Half a loaf is better than no loaf at all. It would still provide a strong stock market incentive. And surprisingly, a 20 percent dividend tax rate would "cost" only $90 billion over 10 years, compared with $400 billion for the 100 percent exclusion. Even at 20 percent, if the cut is made retroactive, investor and corporate behavior would be significantly altered. The demand for dividend-paying equity shares would shoot up, corporate de-leveraging out of debt would accelerate, and corporate governance would become more transparent. Down the road, future tax bills could even lower the dividend rate to zero.
In addition, after-tax profits declared by a company, but retained on a balance sheet, would still be considered "deemed dividends" to provide a capital-gains break for investors. This would create a disincentive for corporate tax evasion and boost the market capitalization of a firm's stock.

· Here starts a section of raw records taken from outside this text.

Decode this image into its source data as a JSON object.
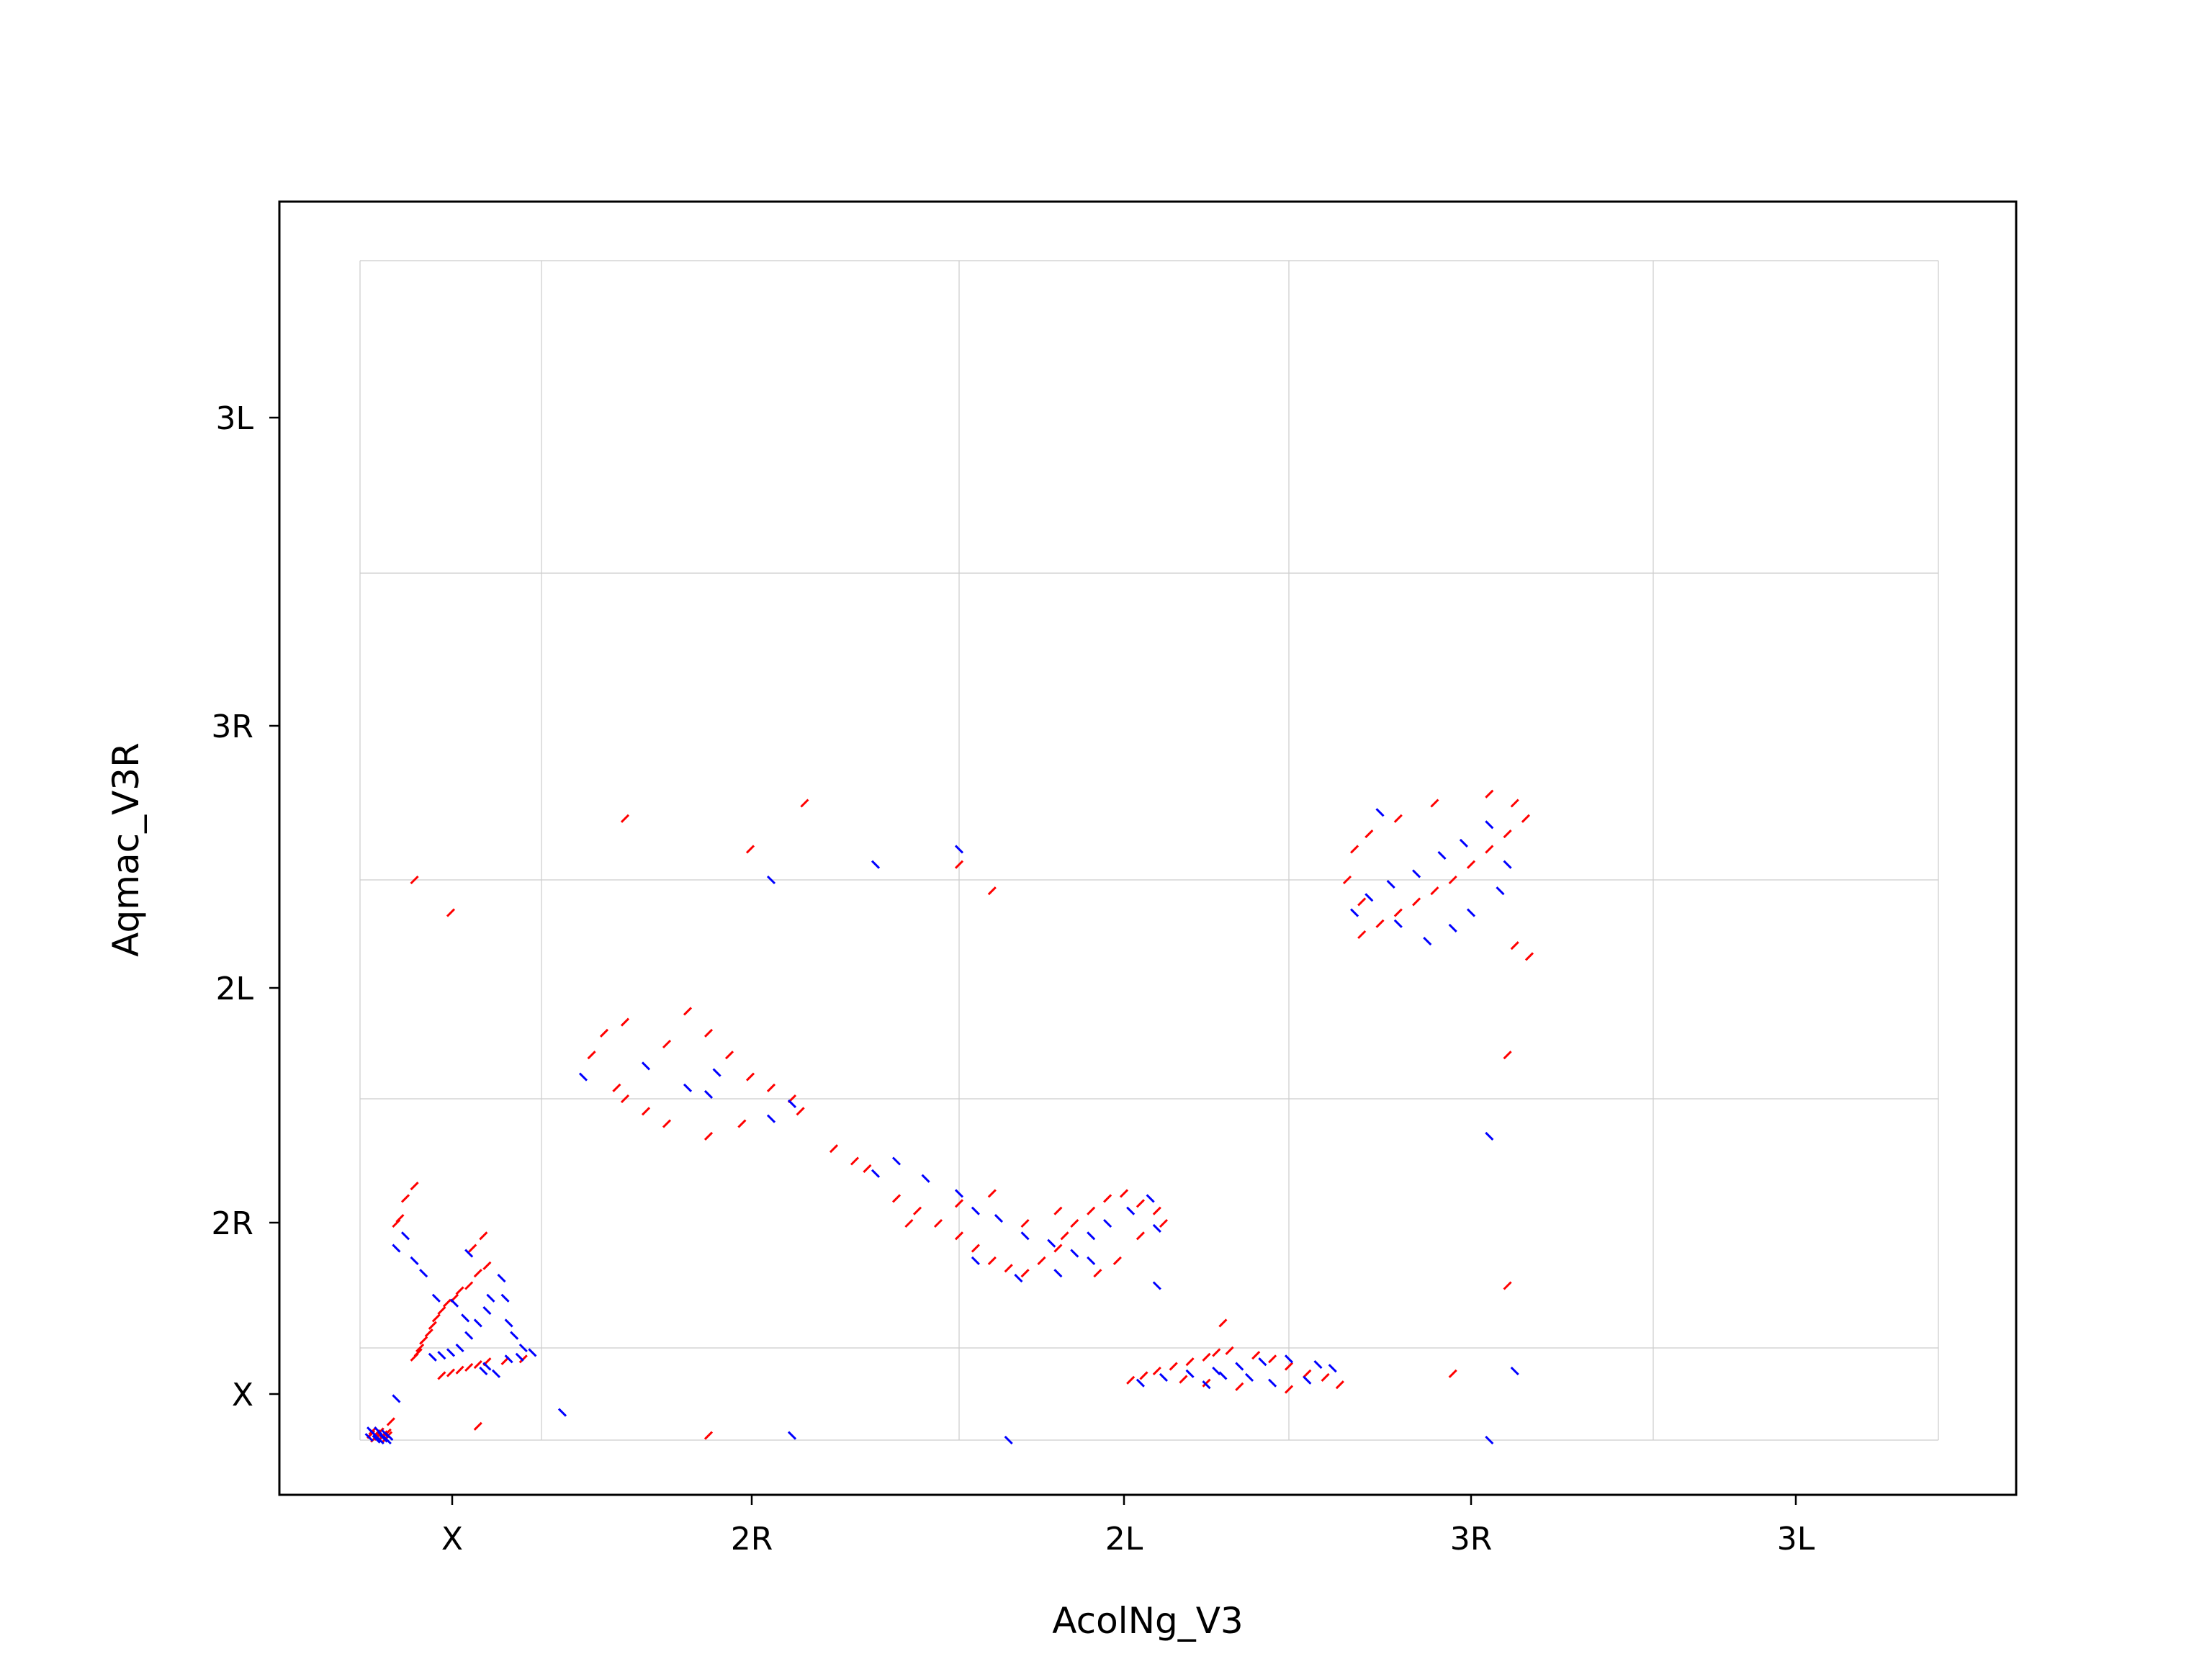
{
  "chart_data": {
    "type": "scatter",
    "title": "",
    "xlabel": "AcolNg_V3",
    "ylabel": "Aqmac_V3R",
    "x_chromosomes": [
      "X",
      "2R",
      "2L",
      "3R",
      "3L"
    ],
    "y_chromosomes": [
      "X",
      "2R",
      "2L",
      "3R",
      "3L"
    ],
    "grid": true,
    "legend": "none",
    "colors": {
      "forward": "#ff0000",
      "reverse": "#0000ff",
      "grid": "#cccccc",
      "frame": "#000000"
    },
    "note_units": "positions in cumulative genome coordinates (chromosome blocks in order X, 2R, 2L, 3R, 3L along each axis)",
    "series": [
      {
        "name": "",
        "color": "#ff0000",
        "points": [
          [
            0.08,
            0.02
          ],
          [
            0.09,
            0.07
          ],
          [
            0.1,
            0.04
          ],
          [
            0.11,
            0.09
          ],
          [
            0.12,
            0.03
          ],
          [
            0.13,
            0.06
          ],
          [
            0.14,
            0.01
          ],
          [
            0.15,
            0.08
          ],
          [
            0.06,
            0.06
          ],
          [
            0.07,
            0.1
          ],
          [
            0.155,
            0.05
          ],
          [
            0.17,
            0.2
          ],
          [
            0.45,
            0.7
          ],
          [
            0.5,
            0.73
          ],
          [
            0.55,
            0.76
          ],
          [
            0.6,
            0.79
          ],
          [
            0.65,
            0.82
          ],
          [
            0.7,
            0.85
          ],
          [
            0.8,
            0.86
          ],
          [
            0.9,
            0.88
          ],
          [
            0.3,
            0.9
          ],
          [
            0.32,
            0.95
          ],
          [
            0.33,
            1.0
          ],
          [
            0.35,
            1.03
          ],
          [
            0.38,
            1.06
          ],
          [
            0.4,
            1.09
          ],
          [
            0.42,
            1.12
          ],
          [
            0.45,
            1.15
          ],
          [
            0.48,
            1.18
          ],
          [
            0.52,
            1.2
          ],
          [
            0.55,
            1.23
          ],
          [
            0.6,
            1.25
          ],
          [
            0.65,
            1.3
          ],
          [
            0.7,
            1.33
          ],
          [
            0.2,
            1.5
          ],
          [
            0.22,
            1.52
          ],
          [
            0.25,
            1.6
          ],
          [
            0.3,
            1.65
          ],
          [
            0.62,
            1.4
          ],
          [
            0.68,
            1.45
          ],
          [
            1.12,
            2.2
          ],
          [
            1.15,
            2.3
          ],
          [
            1.2,
            2.35
          ],
          [
            1.3,
            2.25
          ],
          [
            1.35,
            2.4
          ],
          [
            1.4,
            2.3
          ],
          [
            1.45,
            2.2
          ],
          [
            1.5,
            2.1
          ],
          [
            1.55,
            2.05
          ],
          [
            1.6,
            2.0
          ],
          [
            1.62,
            1.95
          ],
          [
            1.48,
            1.9
          ],
          [
            1.4,
            1.85
          ],
          [
            1.3,
            1.9
          ],
          [
            1.25,
            1.95
          ],
          [
            1.2,
            2.0
          ],
          [
            1.18,
            2.05
          ],
          [
            1.7,
            1.8
          ],
          [
            1.75,
            1.75
          ],
          [
            1.78,
            1.72
          ],
          [
            1.85,
            1.6
          ],
          [
            1.9,
            1.55
          ],
          [
            1.95,
            1.5
          ],
          [
            2.0,
            1.45
          ],
          [
            2.05,
            1.4
          ],
          [
            2.1,
            1.35
          ],
          [
            2.15,
            1.32
          ],
          [
            2.2,
            1.3
          ],
          [
            2.25,
            1.35
          ],
          [
            2.3,
            1.4
          ],
          [
            2.32,
            1.45
          ],
          [
            2.35,
            1.5
          ],
          [
            2.4,
            1.55
          ],
          [
            2.45,
            1.6
          ],
          [
            2.5,
            1.62
          ],
          [
            2.55,
            1.58
          ],
          [
            2.6,
            1.55
          ],
          [
            2.62,
            1.5
          ],
          [
            2.55,
            1.45
          ],
          [
            2.48,
            1.35
          ],
          [
            2.42,
            1.3
          ],
          [
            1.88,
            1.5
          ],
          [
            2.0,
            1.58
          ],
          [
            2.1,
            1.62
          ],
          [
            2.2,
            1.5
          ],
          [
            2.3,
            1.55
          ],
          [
            2.52,
            0.65
          ],
          [
            2.56,
            0.7
          ],
          [
            2.6,
            0.75
          ],
          [
            2.65,
            0.8
          ],
          [
            2.7,
            0.85
          ],
          [
            2.75,
            0.9
          ],
          [
            2.78,
            0.95
          ],
          [
            2.82,
            0.97
          ],
          [
            2.9,
            0.92
          ],
          [
            2.95,
            0.88
          ],
          [
            3.0,
            0.8
          ],
          [
            3.05,
            0.72
          ],
          [
            3.1,
            0.68
          ],
          [
            3.14,
            0.6
          ],
          [
            3.0,
            0.55
          ],
          [
            2.85,
            0.58
          ],
          [
            2.75,
            0.62
          ],
          [
            2.68,
            0.66
          ],
          [
            3.2,
            2.75
          ],
          [
            3.25,
            2.8
          ],
          [
            3.3,
            2.85
          ],
          [
            3.35,
            2.9
          ],
          [
            3.4,
            2.95
          ],
          [
            3.45,
            3.0
          ],
          [
            3.5,
            3.05
          ],
          [
            3.55,
            3.1
          ],
          [
            3.6,
            3.15
          ],
          [
            3.65,
            3.2
          ],
          [
            3.62,
            3.25
          ],
          [
            3.55,
            3.28
          ],
          [
            3.4,
            3.25
          ],
          [
            3.3,
            3.2
          ],
          [
            3.22,
            3.15
          ],
          [
            3.18,
            3.1
          ],
          [
            3.16,
            3.0
          ],
          [
            3.2,
            2.9
          ],
          [
            3.62,
            2.7
          ],
          [
            3.66,
            2.65
          ],
          [
            0.3,
            3.0
          ],
          [
            0.5,
            2.85
          ],
          [
            1.2,
            3.2
          ],
          [
            1.5,
            3.1
          ],
          [
            1.63,
            3.25
          ],
          [
            2.0,
            3.05
          ],
          [
            2.1,
            2.95
          ],
          [
            2.8,
            1.1
          ],
          [
            3.45,
            0.72
          ],
          [
            3.6,
            1.25
          ],
          [
            3.6,
            2.2
          ],
          [
            1.4,
            0.05
          ],
          [
            0.65,
            0.15
          ]
        ]
      },
      {
        "name": "",
        "color": "#0000ff",
        "points": [
          [
            0.05,
            0.03
          ],
          [
            0.07,
            0.08
          ],
          [
            0.09,
            0.01
          ],
          [
            0.1,
            0.1
          ],
          [
            0.12,
            0.05
          ],
          [
            0.13,
            0.02
          ],
          [
            0.14,
            0.07
          ],
          [
            0.16,
            0.04
          ],
          [
            0.06,
            0.1
          ],
          [
            0.11,
            0.0
          ],
          [
            0.15,
            0.0
          ],
          [
            0.4,
            0.9
          ],
          [
            0.45,
            0.92
          ],
          [
            0.5,
            0.95
          ],
          [
            0.55,
            1.0
          ],
          [
            0.6,
            1.05
          ],
          [
            0.58,
            1.12
          ],
          [
            0.52,
            1.18
          ],
          [
            0.42,
            1.2
          ],
          [
            0.35,
            1.3
          ],
          [
            0.3,
            1.35
          ],
          [
            0.65,
            1.1
          ],
          [
            0.7,
            1.15
          ],
          [
            0.72,
            1.2
          ],
          [
            0.78,
            1.28
          ],
          [
            0.8,
            1.2
          ],
          [
            0.82,
            1.1
          ],
          [
            0.85,
            1.05
          ],
          [
            0.9,
            1.0
          ],
          [
            0.95,
            0.95
          ],
          [
            0.88,
            0.9
          ],
          [
            0.82,
            0.88
          ],
          [
            0.7,
            0.8
          ],
          [
            0.68,
            0.75
          ],
          [
            0.75,
            0.72
          ],
          [
            0.2,
            1.4
          ],
          [
            0.25,
            1.45
          ],
          [
            0.6,
            1.38
          ],
          [
            1.1,
            2.1
          ],
          [
            1.25,
            2.15
          ],
          [
            1.35,
            2.05
          ],
          [
            1.42,
            2.12
          ],
          [
            1.6,
            1.98
          ],
          [
            1.55,
            1.92
          ],
          [
            1.4,
            2.02
          ],
          [
            1.8,
            1.7
          ],
          [
            1.85,
            1.75
          ],
          [
            1.92,
            1.68
          ],
          [
            2.0,
            1.62
          ],
          [
            2.05,
            1.55
          ],
          [
            2.12,
            1.52
          ],
          [
            2.2,
            1.45
          ],
          [
            2.28,
            1.42
          ],
          [
            2.35,
            1.38
          ],
          [
            2.4,
            1.45
          ],
          [
            2.45,
            1.5
          ],
          [
            2.52,
            1.55
          ],
          [
            2.58,
            1.6
          ],
          [
            2.6,
            1.48
          ],
          [
            2.4,
            1.35
          ],
          [
            2.3,
            1.3
          ],
          [
            2.18,
            1.28
          ],
          [
            2.05,
            1.35
          ],
          [
            2.55,
            0.62
          ],
          [
            2.62,
            0.68
          ],
          [
            2.7,
            0.72
          ],
          [
            2.78,
            0.75
          ],
          [
            2.85,
            0.8
          ],
          [
            2.92,
            0.85
          ],
          [
            3.0,
            0.88
          ],
          [
            3.08,
            0.82
          ],
          [
            3.12,
            0.78
          ],
          [
            3.05,
            0.65
          ],
          [
            2.95,
            0.62
          ],
          [
            2.88,
            0.68
          ],
          [
            2.8,
            0.7
          ],
          [
            2.75,
            0.6
          ],
          [
            3.18,
            2.85
          ],
          [
            3.22,
            2.92
          ],
          [
            3.28,
            2.98
          ],
          [
            3.35,
            3.02
          ],
          [
            3.42,
            3.08
          ],
          [
            3.48,
            3.12
          ],
          [
            3.55,
            3.18
          ],
          [
            3.6,
            3.05
          ],
          [
            3.58,
            2.95
          ],
          [
            3.5,
            2.85
          ],
          [
            3.45,
            2.78
          ],
          [
            3.38,
            2.72
          ],
          [
            3.3,
            2.8
          ],
          [
            3.25,
            3.22
          ],
          [
            1.55,
            3.0
          ],
          [
            1.8,
            3.05
          ],
          [
            2.0,
            3.1
          ],
          [
            2.6,
            1.25
          ],
          [
            3.55,
            1.85
          ],
          [
            3.62,
            0.75
          ],
          [
            0.2,
            0.45
          ],
          [
            1.6,
            0.05
          ],
          [
            2.15,
            0.0
          ],
          [
            3.55,
            0.0
          ],
          [
            1.05,
            0.3
          ]
        ]
      }
    ]
  }
}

In scorekeeping terms, reducing the dividend tax rate will undoubtedly spur higher share prices and a significant revenue increase from resulting capital-gains realizations. After the 1997 capital-gains tax cut that lowered the rate to 20 percent from 28 percent, capital-gains-related tax receipts soared to $120 billion from $60 billion. This experience could be used as a precedent to lower the cost of the dividend tax cut in the current session.
House Majority Leader Tom DeLay remains a strong supporter of the dividend tax cut. He's expected to maintain maximum pressure on Ways and Means chair Bill Thomas to include a dividend piece in the committee markup.
The administration, meanwhile, is considering a presidential address before Congress to underscore the need to pass the entire tax-cut plan as a strong postwar economic growth measure. But a presidential speech -- one that goes over the heads of Congress and communicates directly with the public -- may be necessary.
Polls today show that prospective voters do not yet see how a dividend-centered tax-cut plan will lead to more jobs and economic growth. But if Bush can make the case that a revival of business and the stock market is necessary for job creation, then Americans who have come to trust him overwhelmingly on foreign policy and national security will be more willing to put their faith in his economic battle plan.